"Why, Peace Greenfield!" cried Cherry in a shocked voice.

"Well, Hope was reading yesterday about some place where snakes coil up and look just like springs of water, and when thirsty people bend over to drink, the snakes bite them. There might be bugs somewhere that looked like strawberries so folks would try to eat them. Course I wouldn't want them to hurt the people bad—just enough to make them jump good."

"I would rather have strawberries look like pennies—"

"I'd rather have them be pennies. Just think, if we could pick money off from strawberry vines! Everyone would start to raising strawberries, wouldn't they? And how rich we would be! Never mind, we picked ten boxes of berries this afternoon—that means a shoe apiece. We surely ought to get that many more by noon tomorrow. Let's begin early so's to pick as many as we can before it gets hot."

So the morrow found them early in the field again, and by noon the second ten boxes were filled to the brim.
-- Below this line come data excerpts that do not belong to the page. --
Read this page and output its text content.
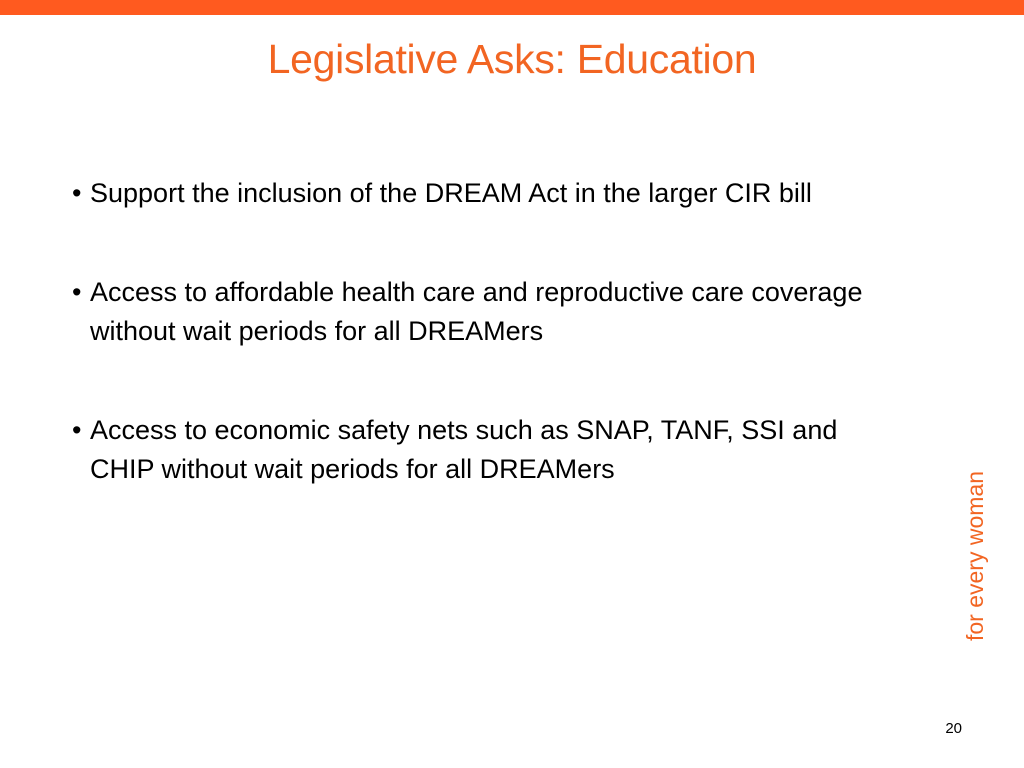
Legislative Asks: Education
• Support the inclusion of the DREAM Act in the larger CIR bill
• Access to affordable health care and reproductive care coverage without wait periods for all DREAMers
• Access to economic safety nets such as SNAP, TANF, SSI and CHIP without wait periods for all DREAMers
for every woman
20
"There!" breathed Cherry in relief, mopping her crimson face on her sleeve as she surveyed the fruit of their labor. "We are done. Now we can get our shoes all right tomorrow. Why, what are you doing, Peace? Are you crazy?" For Peace had snatched up some empty boxes from another crate and was making her way between the green rows again.

"Nope," answered the perspiring little maid. "I am just going to pick some more."

"Well, I'm not!" was the emphatic reply, as Cherry started after the dusty figure plodding down the field. "I am nearly cooked now, and hungry as a bear. Come on home! We have picked enough to pay for our shoes, goosie. Or do you want two pair?"

Peace lifted her somber eyes from her self-appointed task and said briefly, "Yep—for Allee."

"For Allee?" echoed astonished Cherry. "You told me yourself that she didn't need any new shoes."